Similar to any other study, our study has some limitations. First, it does not discuss the formation of haze, which is a complex process. Our study aims to assess the impact of the winter heating policy on the air quality changes from an econometric perspective, and hereby a RD design is used to identify such a policy effect. Second, it does not distinguish the emission sources of coal and gas-fired heating. Indeed, ever since the implementation of the winter heating system, almost all the cities in the north have set up the coal-fired boilers. The Action Plan of air pollution prevention and control released in October 2013 demanded an increasing control of small coal-fired boilers and pushes fuel switching, including “coal to gas” and “coal to electricity”. We can examine the efficiency of these measures taken to tackle the air pollution issue from the dynamic changes of air quality by the year.
A new Air Pollution Action Plan was released in 2018 by the State Council, announcing to reduce emissions of sulfur dioxide (SO2) and nitrogen oxide by at least 15% and the urban concentration of PM2.5 by at least 18% for the cities not meeting PM2.5 standards, and decrease the highly polluted days by at least 25% by 2020 compared with 2015. Combining the atmospheric models to identify specific emission sources during winter heating and testing the efficiency of various measures used to control air pollution and improve air quality are the two areas that will be developed in our future research.

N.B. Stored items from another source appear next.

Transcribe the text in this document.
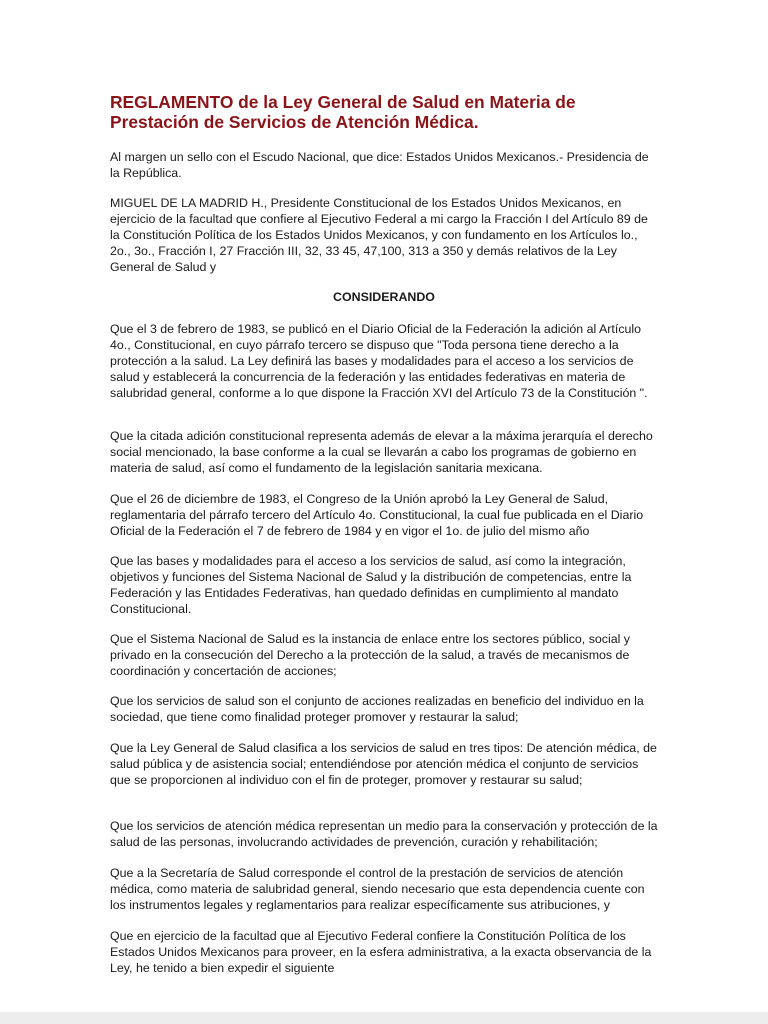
REGLAMENTO de la Ley General de Salud en Materia de
Prestación de Servicios de Atención Médica.

Al margen un sello con el Escudo Nacional, que dice: Estados Unidos Mexicanos.- Presidencia de la República.

MIGUEL DE LA MADRID H., Presidente Constitucional de los Estados Unidos Mexicanos, en ejercicio de la facultad que confiere al Ejecutivo Federal a mi cargo la Fracción I del Artículo 89 de la Constitución Política de los Estados Unidos Mexicanos, y con fundamento en los Artículos lo., 2o., 3o., Fracción I, 27 Fracción III, 32, 33 45, 47,100, 313 a 350 y demás relativos de la Ley General de Salud y

CONSIDERANDO

Que el 3 de febrero de 1983, se publicó en el Diario Oficial de la Federación la adición al Artículo 4o., Constitucional, en cuyo párrafo tercero se dispuso que "Toda persona tiene derecho a la protección a la salud. La Ley definirá las bases y modalidades para el acceso a los servicios de salud y establecerá la concurrencia de la federación y las entidades federativas en materia de salubridad general, conforme a lo que dispone la Fracción XVI del Artículo 73 de la Constitución ".

Que la citada adición constitucional representa además de elevar a la máxima jerarquía el derecho social mencionado, la base conforme a la cual se llevarán a cabo los programas de gobierno en materia de salud, así como el fundamento de la legislación sanitaria mexicana.

Que el 26 de diciembre de 1983, el Congreso de la Unión aprobó la Ley General de Salud, reglamentaria del párrafo tercero del Artículo 4o. Constitucional, la cual fue publicada en el Diario Oficial de la Federación el 7 de febrero de 1984 y en vigor el 1o. de julio del mismo año

Que las bases y modalidades para el acceso a los servicios de salud, así como la integración, objetivos y funciones del Sistema Nacional de Salud y la distribución de competencias, entre la Federación y las Entidades Federativas, han quedado definidas en cumplimiento al mandato Constitucional.

Que el Sistema Nacional de Salud es la instancia de enlace entre los sectores público, social y privado en la consecución del Derecho a la protección de la salud, a través de mecanismos de coordinación y concertación de acciones;

Que los servicios de salud son el conjunto de acciones realizadas en beneficio del individuo en la sociedad, que tiene como finalidad proteger promover y restaurar la salud;

Que la Ley General de Salud clasifica a los servicios de salud en tres tipos: De atención médica, de salud pública y de asistencia social; entendiéndose por atención médica el conjunto de servicios que se proporcionen al individuo con el fin de proteger, promover y restaurar su salud;

Que los servicios de atención médica representan un medio para la conservación y protección de la salud de las personas, involucrando actividades de prevención, curación y rehabilitación;

Que a la Secretaría de Salud corresponde el control de la prestación de servicios de atención médica, como materia de salubridad general, siendo necesario que esta dependencia cuente con los instrumentos legales y reglamentarios para realizar específicamente sus atribuciones, y

Que en ejercicio de la facultad que al Ejecutivo Federal confiere la Constitución Política de los Estados Unidos Mexicanos para proveer, en la esfera administrativa, a la exacta observancia de la Ley, he tenido a bien expedir el siguiente
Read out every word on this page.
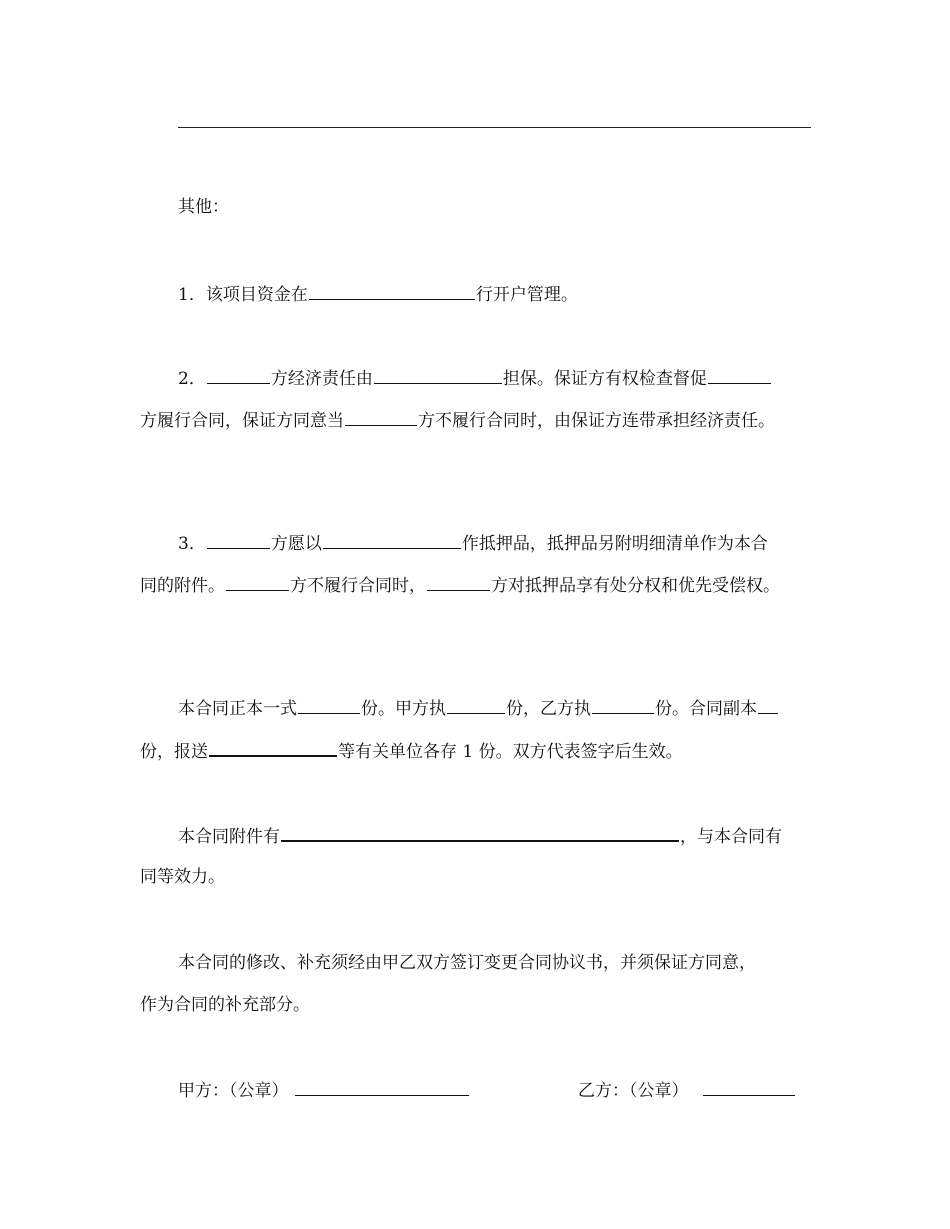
其他：
1．该项目资金在	行开户管理。
2．	方经济责任由	担保。保证方有权检查督促
方履行合同，保证方同意当	方不履行合同时，由保证方连带承担经济责任。
3．	方愿以	作抵押品，抵押品另附明细清单作为本合
同的附件。	方不履行合同时，	方对抵押品享有处分权和优先受偿权。
本合同正本一式	份。甲方执	份，乙方执	份。合同副本
份，报送	等有关单位各存 1 份。双方代表签字后生效。
本合同附件有	，与本合同有
同等效力。
本合同的修改、补充须经由甲乙双方签订变更合同协议书，并须保证方同意，
作为合同的补充部分。
甲方：（公章）	乙方：（公章）
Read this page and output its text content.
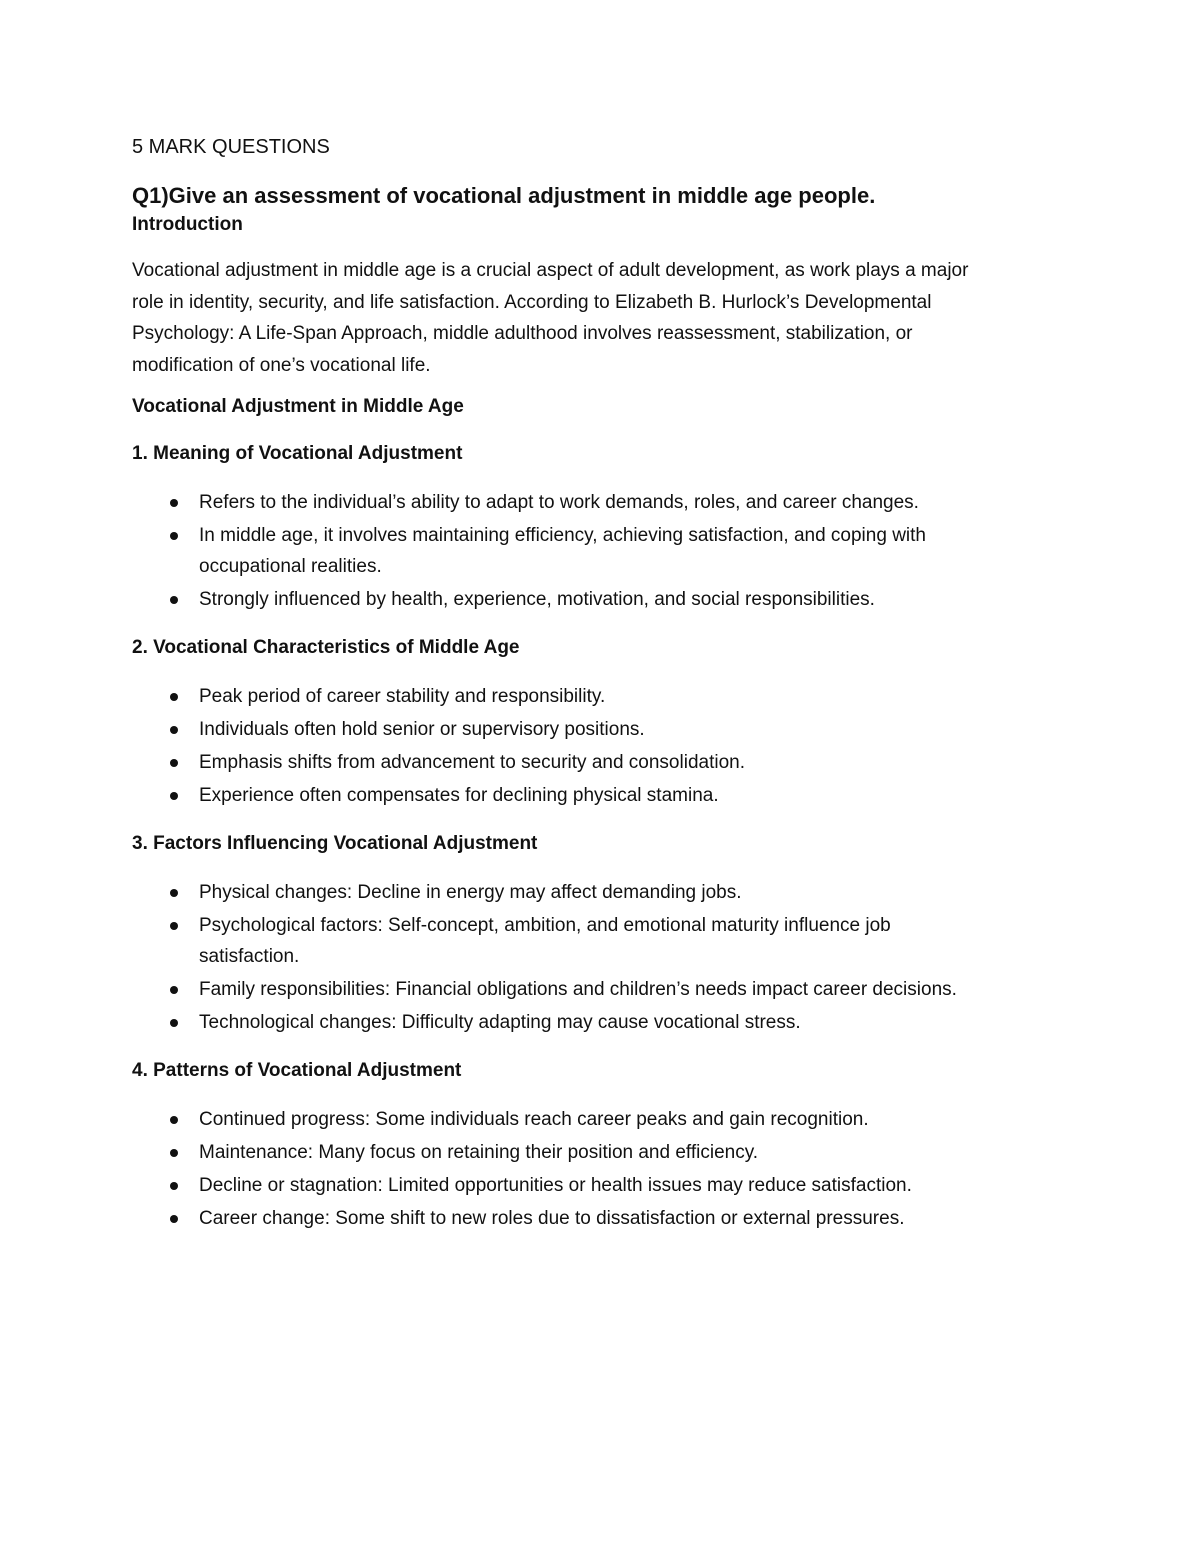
5 MARK QUESTIONS

Q1)Give an assessment of vocational adjustment in middle age people.

Introduction

Vocational adjustment in middle age is a crucial aspect of adult development, as work plays a major role in identity, security, and life satisfaction. According to Elizabeth B. Hurlock’s Developmental Psychology: A Life-Span Approach, middle adulthood involves reassessment, stabilization, or modification of one’s vocational life.

Vocational Adjustment in Middle Age

1. Meaning of Vocational Adjustment

Refers to the individual’s ability to adapt to work demands, roles, and career changes.
In middle age, it involves maintaining efficiency, achieving satisfaction, and coping with occupational realities.
Strongly influenced by health, experience, motivation, and social responsibilities.

2. Vocational Characteristics of Middle Age

Peak period of career stability and responsibility.
Individuals often hold senior or supervisory positions.
Emphasis shifts from advancement to security and consolidation.
Experience often compensates for declining physical stamina.

3. Factors Influencing Vocational Adjustment

Physical changes: Decline in energy may affect demanding jobs.
Psychological factors: Self-concept, ambition, and emotional maturity influence job satisfaction.
Family responsibilities: Financial obligations and children’s needs impact career decisions.
Technological changes: Difficulty adapting may cause vocational stress.

4. Patterns of Vocational Adjustment

Continued progress: Some individuals reach career peaks and gain recognition.
Maintenance: Many focus on retaining their position and efficiency.
Decline or stagnation: Limited opportunities or health issues may reduce satisfaction.
Career change: Some shift to new roles due to dissatisfaction or external pressures.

From our findings, we have a few recommendations for the policymakers as well. First, since coal burning is the major cause of air pollution, governments need to further boost the use of “clean energy” and provide the subsidies for relevant projects, such as using high-quality coal or natural gas, promoting the implementation of fuel-switch from coal to natural gas or electricity. Second, governments should also consider improving the heating efficiency by removing or rebuilding the primitive boilers, constructing central heating facilities, improving the efficiency of heating pipelines, and so on to reduce pollutant emissions. Third, local governments can also issue staggering peak production policies during the heating period to reduce the air pollution emissions. However, this study researches the coal-powered heating policy of China; it provides some guidance regarding environmental governance for other countries, especially where heavy air pollution is produced by their coal burning.